The effects of historic designation upon valuations in mid century modern neighborhoods: A comparative analysis of Glenbrook Valley and Meadowcreek Village, Houston Texas
Here in the U.S, just as a the current and previous generation of preservationists have had residential building stock from the latter nineteenth to early 20th century architecture upon which to ply their craft, a newer generation of preservationists need look to mid-century modern building stock to hone theirs. It is among these structures that preservationists can maintain their traditional core value to society by preserving and maintaining elements from an important period in our nation's history, as well as affect the future well-being of specific communities by ensuring that mid-century modern neighborhoods remain, or return to, the safe, affordable places that modest income homebuyers sought then and will continue to seek in the years to come.

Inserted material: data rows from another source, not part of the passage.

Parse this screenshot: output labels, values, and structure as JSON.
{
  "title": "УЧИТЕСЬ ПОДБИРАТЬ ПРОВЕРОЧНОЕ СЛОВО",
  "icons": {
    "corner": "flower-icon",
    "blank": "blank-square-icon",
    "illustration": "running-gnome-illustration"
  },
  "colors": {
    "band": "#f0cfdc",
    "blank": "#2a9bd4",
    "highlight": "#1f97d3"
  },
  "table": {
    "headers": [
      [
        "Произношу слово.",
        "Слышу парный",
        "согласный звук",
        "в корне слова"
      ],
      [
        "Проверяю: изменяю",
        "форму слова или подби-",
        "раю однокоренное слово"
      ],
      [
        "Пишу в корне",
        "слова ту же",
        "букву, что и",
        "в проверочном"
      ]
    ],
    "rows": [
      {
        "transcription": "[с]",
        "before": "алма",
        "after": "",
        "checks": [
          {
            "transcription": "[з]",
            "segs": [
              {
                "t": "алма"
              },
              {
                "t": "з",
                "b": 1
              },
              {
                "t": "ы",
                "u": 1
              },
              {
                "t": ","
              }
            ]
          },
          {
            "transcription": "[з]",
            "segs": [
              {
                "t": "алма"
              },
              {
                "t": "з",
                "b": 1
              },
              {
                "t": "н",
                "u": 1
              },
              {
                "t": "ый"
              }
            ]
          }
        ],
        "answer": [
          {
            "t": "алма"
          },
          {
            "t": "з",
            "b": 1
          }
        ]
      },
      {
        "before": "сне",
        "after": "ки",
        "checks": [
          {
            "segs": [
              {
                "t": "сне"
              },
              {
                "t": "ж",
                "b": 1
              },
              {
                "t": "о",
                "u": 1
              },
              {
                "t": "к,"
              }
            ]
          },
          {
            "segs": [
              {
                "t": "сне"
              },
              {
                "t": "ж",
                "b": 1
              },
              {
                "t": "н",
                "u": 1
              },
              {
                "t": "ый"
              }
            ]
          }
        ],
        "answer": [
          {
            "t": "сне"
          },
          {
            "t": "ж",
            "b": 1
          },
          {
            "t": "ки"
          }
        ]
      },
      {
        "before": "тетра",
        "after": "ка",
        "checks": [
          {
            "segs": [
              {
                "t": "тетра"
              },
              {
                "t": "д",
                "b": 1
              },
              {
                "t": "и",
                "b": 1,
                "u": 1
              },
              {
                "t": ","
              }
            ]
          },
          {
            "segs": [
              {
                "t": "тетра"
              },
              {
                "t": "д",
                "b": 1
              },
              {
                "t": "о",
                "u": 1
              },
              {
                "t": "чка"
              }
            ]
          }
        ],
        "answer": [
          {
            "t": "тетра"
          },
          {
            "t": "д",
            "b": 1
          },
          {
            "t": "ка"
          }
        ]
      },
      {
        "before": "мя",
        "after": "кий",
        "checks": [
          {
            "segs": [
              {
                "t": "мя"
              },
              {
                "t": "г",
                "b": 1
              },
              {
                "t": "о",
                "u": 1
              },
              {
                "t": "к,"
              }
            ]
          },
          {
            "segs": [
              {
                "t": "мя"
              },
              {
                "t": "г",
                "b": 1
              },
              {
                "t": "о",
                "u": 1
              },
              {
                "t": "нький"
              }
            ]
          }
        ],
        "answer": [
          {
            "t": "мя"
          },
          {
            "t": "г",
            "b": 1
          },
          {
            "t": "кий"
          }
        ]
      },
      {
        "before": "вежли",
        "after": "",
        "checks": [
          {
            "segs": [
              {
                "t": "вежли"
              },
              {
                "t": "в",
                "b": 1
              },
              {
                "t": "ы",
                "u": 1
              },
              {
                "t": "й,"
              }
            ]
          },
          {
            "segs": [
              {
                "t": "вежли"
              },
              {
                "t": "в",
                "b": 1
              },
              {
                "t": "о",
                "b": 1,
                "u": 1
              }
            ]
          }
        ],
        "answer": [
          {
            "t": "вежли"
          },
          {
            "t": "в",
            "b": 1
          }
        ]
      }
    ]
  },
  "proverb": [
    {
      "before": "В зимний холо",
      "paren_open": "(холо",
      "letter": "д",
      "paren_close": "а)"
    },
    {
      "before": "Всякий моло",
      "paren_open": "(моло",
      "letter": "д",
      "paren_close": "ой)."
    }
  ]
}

This study addresses one particular line of inquiry that expands upon earlier research into the relationship between historic designation and residential valuation: Do positive price valuations occur in Mid-Century Modern neighborhoods upon receiving historic designation? Once these Mid-Century Modern neighborhoods are designated historic, do they economically perform in the same manner as historically designated housing stock from previous eras such as turn of the century Victorian neighborhoods, or early 20th century Craftsman-style neighborhoods?
Presently, Texas has only designated one Mid-century Modern neighborhood as historic, Glenbrook Valley in Houston. This difference on difference study compares assessed appraisal values of Glenbrook Valley and Meadowcreek Village, a similar but not historically designated mid-century modern neighborhood, both located in southeast Houston. For this study, data collected from Harris County Appraisal District was used to identify and compare total assessed valuation trends over a 10-year period which includes years before and after the historic designation of Glenbrook Valley occurred. This study concludes that there is a relationship between positive valuations of the structures and the land after historic designation. Also, that the architectural style of these mid-century modern homes effects the variation of their positive valuation, as well as revealing a relationship in the substantial increase in valuation of the land separate from the improvement after designation.